Maintenance and Inspection
This use case was focused on the maintenance and inspection of the large turbines that are used for the (highly renewable) generation of electric power from wind. The inevitable damage to the turbines from the exposure to the elements can lead to expensive repairs and downtime; but traditionally, it has proven to be difficult to examine and evaluate the damage, which can consist of defects that are nearly invisible to the eye at a distance. Drones were employed to fly close to the turbines and send back imagery that can be efficiently processed across the computing continuum - and thereby permitting also effective preventive maintenance.
Maintenance and Inspection of wind turbines using AI models for detecting damage by collecting images from drones during their flight path and sending them to the edge-cloud channel for analysis. AI-SPRINT will accelerate inspection time by drastically reducing the time spent by operators to analyse damage or maintenance requirements and reducing human error. The solution will also enable lighter data pattern recognition routines and increase the reliability of windmill plants.
The underlying architecture maps into the reference AI-SPRINT architecture, including design and Run-Time tools specific to the Maintenance and Inspection Use Case. The deployable infrastructure consists of (1) Training nodes used to train the models (2) edge devices running VM nodes, which will typically run on a laptop and (3) a lightweight edge device on the drone itself.
All models will be trained on a public or private cloud, the inference will run on either an edge device or the cloud, also through FaaS, depending on the inference type .
At Run-Time level, SPACE4AI-R and Krake orchestrate the computation; MinIO provides local storage which can be synchronised with the cloud; IM and EC3 manage container deployment and elasticity, respectively.
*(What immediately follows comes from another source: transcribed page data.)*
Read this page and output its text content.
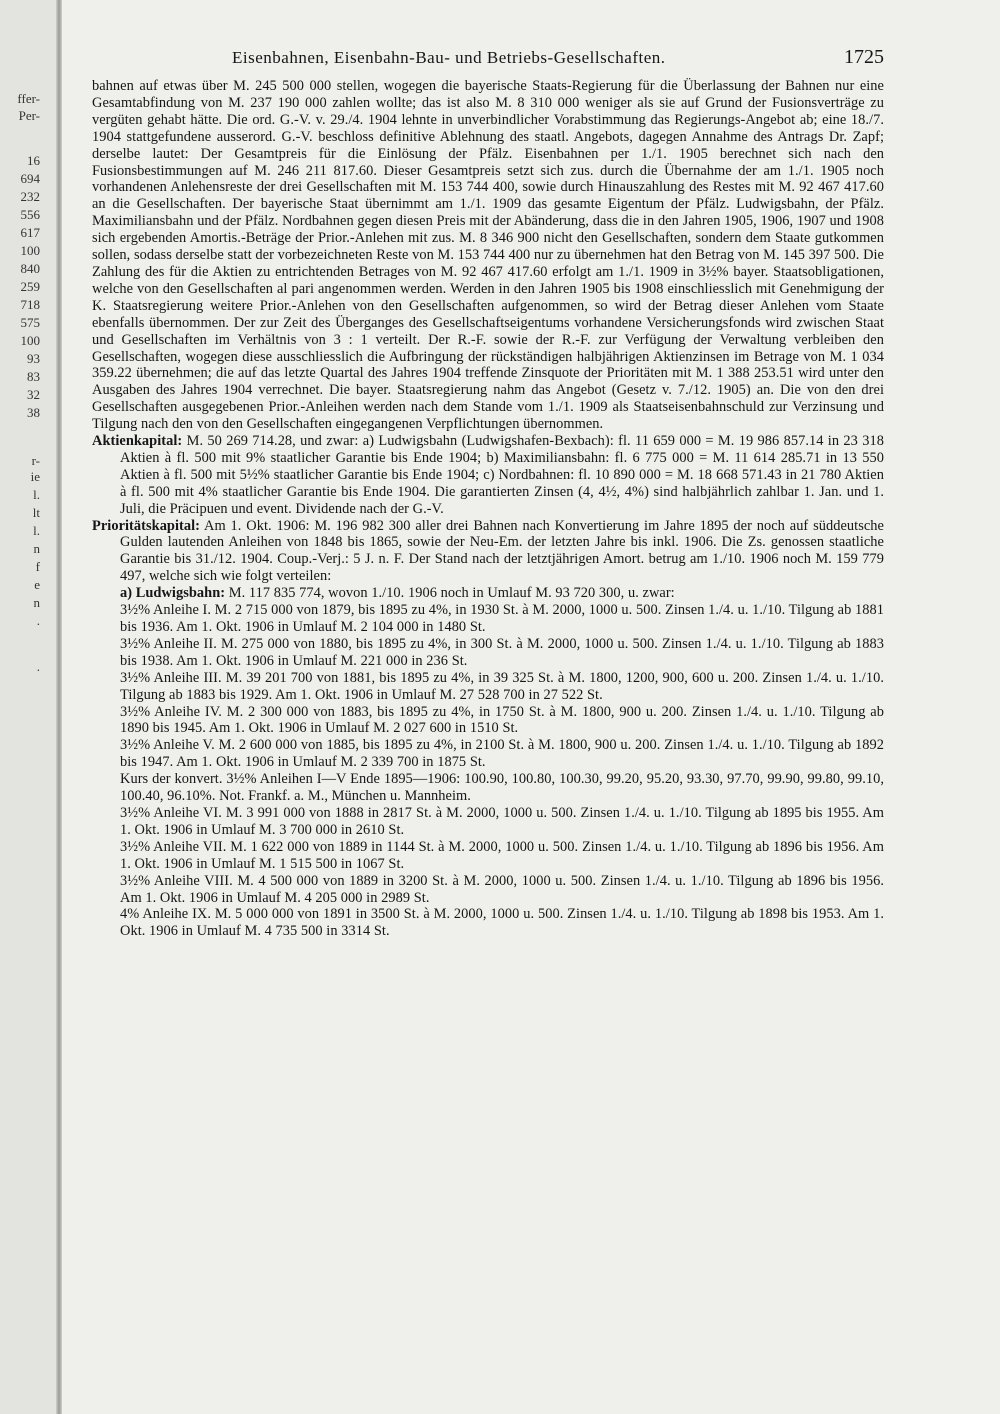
ffer-
Per-
16
694
232
556
617
100
840
259
718
575
100
93
83
32
38
r-
ie
l.
lt
l.
n
f
e
n
.
.
Eisenbahnen, Eisenbahn-Bau- und Betriebs-Gesellschaften.	1725

bahnen auf etwas über M. 245 500 000 stellen, wogegen die bayerische Staats-Regierung für die Überlassung der Bahnen nur eine Gesamtabfindung von M. 237 190 000 zahlen wollte; das ist also M. 8 310 000 weniger als sie auf Grund der Fusionsverträge zu vergüten gehabt hätte. Die ord. G.-V. v. 29./4. 1904 lehnte in unverbindlicher Vorabstimmung das Regierungs-Angebot ab; eine 18./7. 1904 stattgefundene ausserord. G.-V. beschloss definitive Ablehnung des staatl. Angebots, dagegen Annahme des Antrags Dr. Zapf; derselbe lautet: Der Gesamtpreis für die Einlösung der Pfälz. Eisenbahnen per 1./1. 1905 berechnet sich nach den Fusionsbestimmungen auf M. 246 211 817.60. Dieser Gesamtpreis setzt sich zus. durch die Übernahme der am 1./1. 1905 noch vorhandenen Anlehensreste der drei Gesellschaften mit M. 153 744 400, sowie durch Hinauszahlung des Restes mit M. 92 467 417.60 an die Gesellschaften. Der bayerische Staat übernimmt am 1./1. 1909 das gesamte Eigentum der Pfälz. Ludwigsbahn, der Pfälz. Maximiliansbahn und der Pfälz. Nordbahnen gegen diesen Preis mit der Abänderung, dass die in den Jahren 1905, 1906, 1907 und 1908 sich ergebenden Amortis.-Beträge der Prior.-Anlehen mit zus. M. 8 346 900 nicht den Gesellschaften, sondern dem Staate gutkommen sollen, sodass derselbe statt der vorbezeichneten Reste von M. 153 744 400 nur zu übernehmen hat den Betrag von M. 145 397 500. Die Zahlung des für die Aktien zu entrichtenden Betrages von M. 92 467 417.60 erfolgt am 1./1. 1909 in 3½% bayer. Staatsobligationen, welche von den Gesellschaften al pari angenommen werden. Werden in den Jahren 1905 bis 1908 einschliesslich mit Genehmigung der K. Staatsregierung weitere Prior.-Anlehen von den Gesellschaften aufgenommen, so wird der Betrag dieser Anlehen vom Staate ebenfalls übernommen. Der zur Zeit des Überganges des Gesellschaftseigentums vorhandene Versicherungsfonds wird zwischen Staat und Gesellschaften im Verhältnis von 3 : 1 verteilt. Der R.-F. sowie der R.-F. zur Verfügung der Verwaltung verbleiben den Gesellschaften, wogegen diese ausschliesslich die Aufbringung der rückständigen halbjährigen Aktienzinsen im Betrage von M. 1 034 359.22 übernehmen; die auf das letzte Quartal des Jahres 1904 treffende Zinsquote der Prioritäten mit M. 1 388 253.51 wird unter den Ausgaben des Jahres 1904 verrechnet. Die bayer. Staatsregierung nahm das Angebot (Gesetz v. 7./12. 1905) an. Die von den drei Gesellschaften ausgegebenen Prior.-Anleihen werden nach dem Stande vom 1./1. 1909 als Staatseisenbahnschuld zur Verzinsung und Tilgung nach den von den Gesellschaften eingegangenen Verpflichtungen übernommen.

Aktienkapital: M. 50 269 714.28, und zwar: a) Ludwigsbahn (Ludwigshafen-Bexbach): fl. 11 659 000 = M. 19 986 857.14 in 23 318 Aktien à fl. 500 mit 9% staatlicher Garantie bis Ende 1904; b) Maximiliansbahn: fl. 6 775 000 = M. 11 614 285.71 in 13 550 Aktien à fl. 500 mit 5½% staatlicher Garantie bis Ende 1904; c) Nordbahnen: fl. 10 890 000 = M. 18 668 571.43 in 21 780 Aktien à fl. 500 mit 4% staatlicher Garantie bis Ende 1904. Die garantierten Zinsen (4, 4½, 4%) sind halbjährlich zahlbar 1. Jan. und 1. Juli, die Präcipuen und event. Dividende nach der G.-V.

Prioritätskapital: Am 1. Okt. 1906: M. 196 982 300 aller drei Bahnen nach Konvertierung im Jahre 1895 der noch auf süddeutsche Gulden lautenden Anleihen von 1848 bis 1865, sowie der Neu-Em. der letzten Jahre bis inkl. 1906. Die Zs. genossen staatliche Garantie bis 31./12. 1904. Coup.-Verj.: 5 J. n. F. Der Stand nach der letztjährigen Amort. betrug am 1./10. 1906 noch M. 159 779 497, welche sich wie folgt verteilen:

a) Ludwigsbahn: M. 117 835 774, wovon 1./10. 1906 noch in Umlauf M. 93 720 300, u. zwar:

3½% Anleihe I. M. 2 715 000 von 1879, bis 1895 zu 4%, in 1930 St. à M. 2000, 1000 u. 500. Zinsen 1./4. u. 1./10. Tilgung ab 1881 bis 1936. Am 1. Okt. 1906 in Umlauf M. 2 104 000 in 1480 St.

3½% Anleihe II. M. 275 000 von 1880, bis 1895 zu 4%, in 300 St. à M. 2000, 1000 u. 500. Zinsen 1./4. u. 1./10. Tilgung ab 1883 bis 1938. Am 1. Okt. 1906 in Umlauf M. 221 000 in 236 St.

3½% Anleihe III. M. 39 201 700 von 1881, bis 1895 zu 4%, in 39 325 St. à M. 1800, 1200, 900, 600 u. 200. Zinsen 1./4. u. 1./10. Tilgung ab 1883 bis 1929. Am 1. Okt. 1906 in Umlauf M. 27 528 700 in 27 522 St.

3½% Anleihe IV. M. 2 300 000 von 1883, bis 1895 zu 4%, in 1750 St. à M. 1800, 900 u. 200. Zinsen 1./4. u. 1./10. Tilgung ab 1890 bis 1945. Am 1. Okt. 1906 in Umlauf M. 2 027 600 in 1510 St.

3½% Anleihe V. M. 2 600 000 von 1885, bis 1895 zu 4%, in 2100 St. à M. 1800, 900 u. 200. Zinsen 1./4. u. 1./10. Tilgung ab 1892 bis 1947. Am 1. Okt. 1906 in Umlauf M. 2 339 700 in 1875 St.

Kurs der konvert. 3½% Anleihen I—V Ende 1895—1906: 100.90, 100.80, 100.30, 99.20, 95.20, 93.30, 97.70, 99.90, 99.80, 99.10, 100.40, 96.10%. Not. Frankf. a. M., München u. Mannheim.

3½% Anleihe VI. M. 3 991 000 von 1888 in 2817 St. à M. 2000, 1000 u. 500. Zinsen 1./4. u. 1./10. Tilgung ab 1895 bis 1955. Am 1. Okt. 1906 in Umlauf M. 3 700 000 in 2610 St.

3½% Anleihe VII. M. 1 622 000 von 1889 in 1144 St. à M. 2000, 1000 u. 500. Zinsen 1./4. u. 1./10. Tilgung ab 1896 bis 1956. Am 1. Okt. 1906 in Umlauf M. 1 515 500 in 1067 St.

3½% Anleihe VIII. M. 4 500 000 von 1889 in 3200 St. à M. 2000, 1000 u. 500. Zinsen 1./4. u. 1./10. Tilgung ab 1896 bis 1956. Am 1. Okt. 1906 in Umlauf M. 4 205 000 in 2989 St.

4% Anleihe IX. M. 5 000 000 von 1891 in 3500 St. à M. 2000, 1000 u. 500. Zinsen 1./4. u. 1./10. Tilgung ab 1898 bis 1953. Am 1. Okt. 1906 in Umlauf M. 4 735 500 in 3314 St.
This AI-SPRINT use case will significantly improve the efficiency of AI models, bringing new market opportunities for the entire damage identification workflow. Air Fusion will be able to take to market novel AI-enabled products, spanning telco towers, power transmission lines, gas pipelines and the energy footprint of buildings by using distributed AI facilities. Competitive edge will come from operational excellence through seamlessly distributed computations from cloud to edge.
The time series processing part of the AI-SPRINT framework could significantly accelerate the development of new backend modules analysing measurement data generated as current and historical images of damage to numerical measures reflecting the defined parameters and their evolution over time.
Drone operators thanks to the quick feedback on the photos taken during the inspection can redo some parts of the inspection without additional trip to the wind farm (instantaneous feedback).